MEKA Beton Santralleri Yurtiçi Satış Müdürü Onur Alpaydın, “Makine sektörü olarak hedefimiz gelişmiş ülkelerdeki gibi makine sektörü ihracatını otomotiv sektörünün önünde ilk sıraya yerleştirmek olmalı” diyor.

MEKA Beton Santralleri Yurtiçi Satış Müdürü Onur Alpaydın, “Makine sektörü olarak hedefimiz gelişmiş ülkelerdeki gibi makine sektörü ihracatını otomotiv sektörünün önünde ilk sıraya yerleştirmek olmalı” diyor.

 

Ankara’da 1987 yılında kurulan MEKA Beton Santralleri Türk sanayiine 20 yılı aşkın bir süredir hizmet veriyor. Turqum Uygunluk Belgesi sahibi firmalardan biri olan MEKA Beton Santralleri Yurtiçi Satış Müdürü Onur Alpaydın, yurtiçi ve yurtdışı satışları arttırmak yönünde devam eden çalışmaları olduğunu söyleyerek, “Pazarlama çalışmalarımızı ülke odaklı olarak yürütmekteyiz” diyor. Balkanlar, Doğu Avrupa, Rusya’nın yoğunluklarını arttırdıkları bölgeler olduğunu da sözlerine ekleyen Alpaydın, “Öncelik verdiğimiz ülkelerde önemli fuarlara katılıyoruz, ülkelerin inşat sektöründe önde gelen firmaları ile temaslar gerçekleştiriyoruz. Talep oluştuğu anda da tercih edilen bir marka olduğumuz için istediğimiz satışlar geliyor” diye konuşuyor.

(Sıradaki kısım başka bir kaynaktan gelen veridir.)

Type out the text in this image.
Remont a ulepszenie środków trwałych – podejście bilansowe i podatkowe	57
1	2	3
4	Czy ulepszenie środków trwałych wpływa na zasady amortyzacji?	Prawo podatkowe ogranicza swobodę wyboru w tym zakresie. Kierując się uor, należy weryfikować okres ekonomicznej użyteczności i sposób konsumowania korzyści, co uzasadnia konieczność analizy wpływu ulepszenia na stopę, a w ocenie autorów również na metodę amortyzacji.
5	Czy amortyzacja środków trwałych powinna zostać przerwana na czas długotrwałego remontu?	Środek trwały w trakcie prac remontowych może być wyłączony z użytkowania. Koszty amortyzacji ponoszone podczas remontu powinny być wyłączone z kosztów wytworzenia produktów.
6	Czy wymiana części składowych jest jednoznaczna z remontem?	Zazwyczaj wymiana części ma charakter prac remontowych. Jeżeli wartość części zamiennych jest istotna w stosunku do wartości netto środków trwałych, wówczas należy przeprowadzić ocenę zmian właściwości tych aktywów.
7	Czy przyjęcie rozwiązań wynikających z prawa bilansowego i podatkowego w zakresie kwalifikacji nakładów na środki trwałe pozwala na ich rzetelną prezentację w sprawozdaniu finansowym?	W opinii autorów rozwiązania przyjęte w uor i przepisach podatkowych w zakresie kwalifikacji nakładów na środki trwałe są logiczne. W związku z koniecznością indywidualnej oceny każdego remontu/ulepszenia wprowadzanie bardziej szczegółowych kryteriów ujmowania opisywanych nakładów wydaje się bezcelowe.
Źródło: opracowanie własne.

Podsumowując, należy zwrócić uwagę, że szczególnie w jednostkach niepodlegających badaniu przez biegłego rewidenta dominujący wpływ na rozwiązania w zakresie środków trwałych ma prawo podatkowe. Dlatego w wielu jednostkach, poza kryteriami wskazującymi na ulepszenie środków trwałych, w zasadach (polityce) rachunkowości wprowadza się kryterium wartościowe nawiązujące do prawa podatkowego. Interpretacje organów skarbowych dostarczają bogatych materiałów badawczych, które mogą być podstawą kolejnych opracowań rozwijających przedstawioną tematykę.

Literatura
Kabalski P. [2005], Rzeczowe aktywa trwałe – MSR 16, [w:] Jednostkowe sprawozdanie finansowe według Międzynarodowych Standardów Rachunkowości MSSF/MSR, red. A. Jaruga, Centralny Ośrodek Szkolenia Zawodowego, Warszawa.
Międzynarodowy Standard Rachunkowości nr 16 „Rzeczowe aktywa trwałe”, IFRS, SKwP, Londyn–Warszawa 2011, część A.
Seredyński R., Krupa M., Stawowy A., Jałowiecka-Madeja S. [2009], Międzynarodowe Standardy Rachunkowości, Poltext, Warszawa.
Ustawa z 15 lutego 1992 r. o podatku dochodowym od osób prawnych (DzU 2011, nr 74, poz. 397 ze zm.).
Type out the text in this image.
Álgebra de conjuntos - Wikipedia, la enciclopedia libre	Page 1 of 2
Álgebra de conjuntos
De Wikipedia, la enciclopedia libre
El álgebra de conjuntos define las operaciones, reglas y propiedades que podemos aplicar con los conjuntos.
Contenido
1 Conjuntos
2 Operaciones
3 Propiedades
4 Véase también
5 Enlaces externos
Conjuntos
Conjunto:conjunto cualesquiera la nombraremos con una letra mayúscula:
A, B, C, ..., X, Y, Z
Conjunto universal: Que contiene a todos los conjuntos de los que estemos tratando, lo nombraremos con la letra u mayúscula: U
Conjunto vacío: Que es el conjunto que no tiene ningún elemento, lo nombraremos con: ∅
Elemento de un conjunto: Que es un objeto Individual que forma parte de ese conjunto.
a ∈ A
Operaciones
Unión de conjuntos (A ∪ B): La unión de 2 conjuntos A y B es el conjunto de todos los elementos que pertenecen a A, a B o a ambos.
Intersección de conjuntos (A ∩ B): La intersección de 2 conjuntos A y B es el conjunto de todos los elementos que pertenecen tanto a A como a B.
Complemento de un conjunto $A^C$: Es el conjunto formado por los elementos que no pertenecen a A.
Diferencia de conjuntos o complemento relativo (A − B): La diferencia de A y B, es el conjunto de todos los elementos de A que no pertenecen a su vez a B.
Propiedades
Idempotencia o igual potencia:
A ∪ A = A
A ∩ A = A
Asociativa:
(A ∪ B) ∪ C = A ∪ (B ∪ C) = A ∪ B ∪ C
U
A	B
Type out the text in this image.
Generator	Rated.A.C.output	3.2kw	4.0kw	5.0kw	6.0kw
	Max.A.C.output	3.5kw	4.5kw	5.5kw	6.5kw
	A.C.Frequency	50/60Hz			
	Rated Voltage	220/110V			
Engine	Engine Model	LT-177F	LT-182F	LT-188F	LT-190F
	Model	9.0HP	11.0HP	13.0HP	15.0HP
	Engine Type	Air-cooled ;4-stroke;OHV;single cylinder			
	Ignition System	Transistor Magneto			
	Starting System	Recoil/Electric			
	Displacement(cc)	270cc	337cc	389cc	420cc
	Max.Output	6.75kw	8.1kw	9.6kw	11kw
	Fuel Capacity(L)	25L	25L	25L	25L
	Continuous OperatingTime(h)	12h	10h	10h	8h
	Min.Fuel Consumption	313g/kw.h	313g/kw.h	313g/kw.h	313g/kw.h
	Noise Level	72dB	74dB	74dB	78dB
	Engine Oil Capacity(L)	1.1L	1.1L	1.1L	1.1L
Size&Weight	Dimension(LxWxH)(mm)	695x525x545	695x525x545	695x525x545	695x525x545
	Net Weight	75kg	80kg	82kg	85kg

“TEKNOLOJİNİN İMKANLARINI KULLANIYORUZ”
Alpaydın, MEKA Beton Santralleri firması olarak ürünlerini teknolojinin kendilerine tanıdığı tüm imkanları kullanarak dizayn ettiklerini aktarıyor. “Endüstriyel boyutta elektromekanik sistemlerin otomasyonu için dizayn edilmiş PLC - (Programmable Logic Control) ve SCADA - (Supervisory Control and Data Aquisition) işletim, yönetim ve kontrol sistemleri sistemleri sayesinde, hidrolik ve pnömatik devreler kumanda edilerek tesislerimizin hassas, yüksek performanslı bir şekilde istenen kalitede istenen miktarda beton elde edilmesi mümkün olabilmektedir. Yine PLC-SCADA ikilisinin etkin bir şekilde kullanılması ile işletmelerin ihtiyacı olan miktar ve kaliteye yönelik raporların yanında finansal raporlar ve ERP verilerinin elde edilmesi mümkün olmaktadır. Dünyanın neresinde olursa olsun tesislerimizin çalışma performansları, muhtemel aksaklıklar ve arızalar on-line olarak takip edilebilmekte eğer gerekli ise müdahale edilebilmektedir.”

İHRACATIN YÜZDE 30’U ORTADOĞU VE AFRİKA’YA
Ar-Ge departmanlarının konularında uzman 4 kişiden oluştuğuna da değinen Alpaydın, yıllık cirolarının yüzde 2,5’lik kısmını yeni ürün tasarımı ve kurulmuş olan santrallerden gelen bilgiler ışığında mevcut ürünlerin geliştirilmesine ayırdıklarını söylüyor.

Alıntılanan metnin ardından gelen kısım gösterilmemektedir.